EFTA00261437 (47 pages, Dataset 9) is captioned at its opening page as a 50D-NY-3027571 INTELPRODS Serial 6 toll-records TIR dated October 24, 2019, but the back half of the document contains four additional TIRs from 2022 — serials 8, 9, 10, 11, and 12 of the INTELPRODS sub-file. Serials 10 (page 34, dated March 24, 2022), 11 (page 39, dated March 31, 2022), and 12 (page 43, dated March 31, 2022) are the three TIRs cross-filed under the 804I-NY-304798 case number. Each follows the same template: biographical research on a named individual (TECS encounter records, Accurint comprehensive searches, passport and DOB pulls, flight-log cross-references, references to Epstein's "black book" via the public site epsteinsblackbook.com), a synopsis identifying the individual as a person of interest (POI) or potential Maxwell-defense witness, and an "Investigative/Intelligence Gaps" section posing questions about the individual's relationship to Maxwell and Epstein. The TIRs are classified UNCLASSIFIED//LAW ENFORCEMENT SENSITIVE or UNCLASSIFIED//FOR OFFICIAL USE ONLY — not classified national-security material — and rely primarily on FBI databases, TECS, and open-source reporting.
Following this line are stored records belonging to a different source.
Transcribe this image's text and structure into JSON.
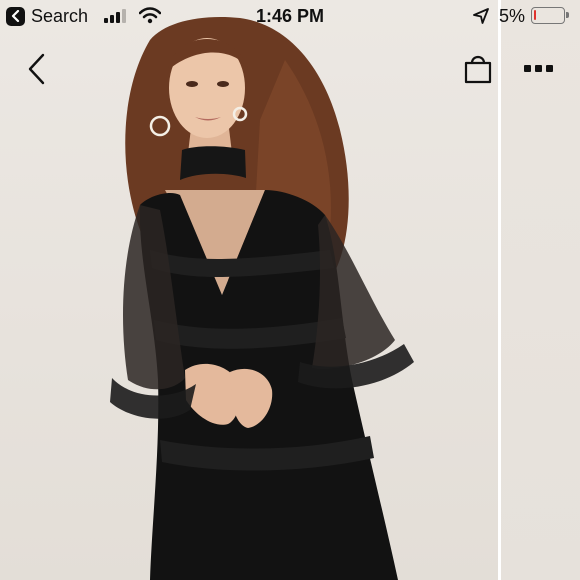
{
  "status_bar": {
    "back_app_label": "Search",
    "time": "1:46 PM",
    "battery_percent": "5%",
    "signal_bars_active": 3,
    "signal_bars_total": 4,
    "battery_level_fraction": 0.05,
    "battery_color": "#e0332e"
  },
  "nav": {
    "back_icon": "chevron-left-icon",
    "bag_icon": "shopping-bag-icon",
    "more_icon": "more-dots-icon"
  },
  "gallery": {
    "current_image": "Model wearing black mesh ruffle dress with sheer polka-dot long sleeves",
    "has_next_image": true
  }
}
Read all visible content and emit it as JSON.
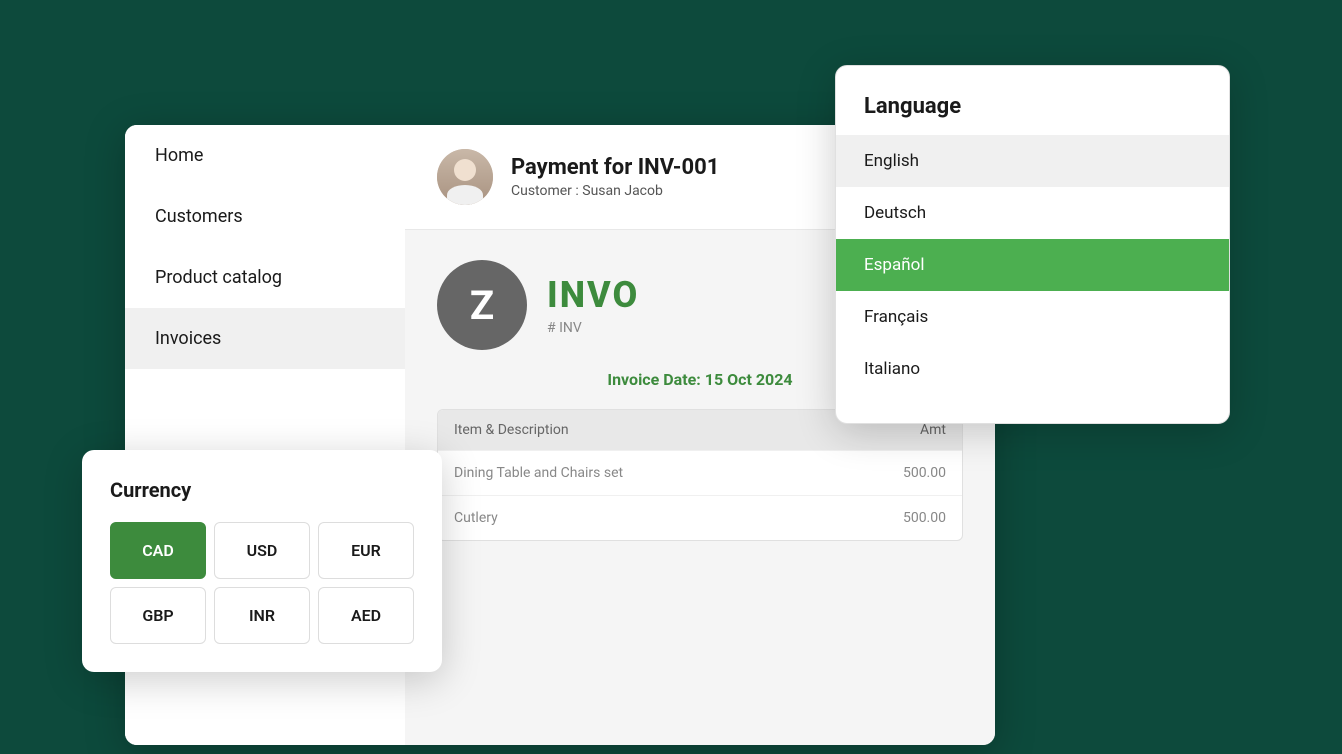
{
  "sidebar": {
    "items": [
      {
        "label": "Home",
        "active": false
      },
      {
        "label": "Customers",
        "active": false
      },
      {
        "label": "Product catalog",
        "active": false
      },
      {
        "label": "Invoices",
        "active": true
      }
    ]
  },
  "payment_header": {
    "title": "Payment for INV-001",
    "customer": "Customer : Susan Jacob"
  },
  "invoice": {
    "logo_letter": "Z",
    "title": "INVO",
    "number": "# INV",
    "date_label": "Invoice Date: 15 Oct 2024",
    "table": {
      "col_desc": "Item & Description",
      "col_amt": "Amt",
      "rows": [
        {
          "desc": "Dining Table and Chairs set",
          "amt": "500.00"
        },
        {
          "desc": "Cutlery",
          "amt": "500.00"
        }
      ]
    }
  },
  "currency_popup": {
    "title": "Currency",
    "currencies": [
      {
        "code": "CAD",
        "active": true
      },
      {
        "code": "USD",
        "active": false
      },
      {
        "code": "EUR",
        "active": false
      },
      {
        "code": "GBP",
        "active": false
      },
      {
        "code": "INR",
        "active": false
      },
      {
        "code": "AED",
        "active": false
      }
    ]
  },
  "language_popup": {
    "title": "Language",
    "languages": [
      {
        "label": "English",
        "selected": true,
        "active": false
      },
      {
        "label": "Deutsch",
        "selected": false,
        "active": false
      },
      {
        "label": "Español",
        "selected": false,
        "active": true
      },
      {
        "label": "Français",
        "selected": false,
        "active": false
      },
      {
        "label": "Italiano",
        "selected": false,
        "active": false
      }
    ]
  }
}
EFTA00172536 (8 pages, Dataset 9) is the April 6, 2022 Intelligence Note filed solely under 804I-NY-304798-INTELPRODS. It applies formal Intelligence Community analytical tradecraft — Expressions of Likelihood, Confidence in Assessments, a Source Summary Statement, and an Appendix on analytic standards — to the question of how wealthy and influential offenders recruit trafficking victims. The IN's named exemplars include Peter Nygard (Bahamas "pamper parties," mall and Times Square recruiting through girlfriends, modeling-career promises), Harvey Weinstein, R. Kelly, Bill Cosby, and Allison Mack. It cites five victim FD-302s, one victim's court testimony, two FD-302s of individuals with direct access, and open-source reporting from USA Today, BBC News, NPR, NYT, NBC News, the National Labor Organization, Polaris, and the National Prevention Tool Kit. The collection window runs July 17, 2019 through September 27, 2021. The IN explicitly addresses FBI New York's FY2022 Human Trafficking Priority Collection Gap and Band III Threat — Human Trafficking, situating the analytical product within the Bureau's threat-prioritization architecture.
The corpus does not show the underlying 804I-NY-304798 case-opening document, any opening communication identifying the squad or supervisor of record, or any further analytical products beyond April 2022. The three cross-filed TIRs are heavily redacted at the identity of each POI — names, DOBs, passport numbers, phone numbers, and email addresses are blacked out — but the structural template, the database citations, and the Maxwell-trial-prep framing of serials 11 and 12 are visible. The Intelligence Note's source FD-302s are referenced in endnote citations to FBI case 50D-NY-3184048 (a Peter Nygard sex-trafficking file) but are not themselves in this case file.
No additional documents linked to this case beyond the must-reads above.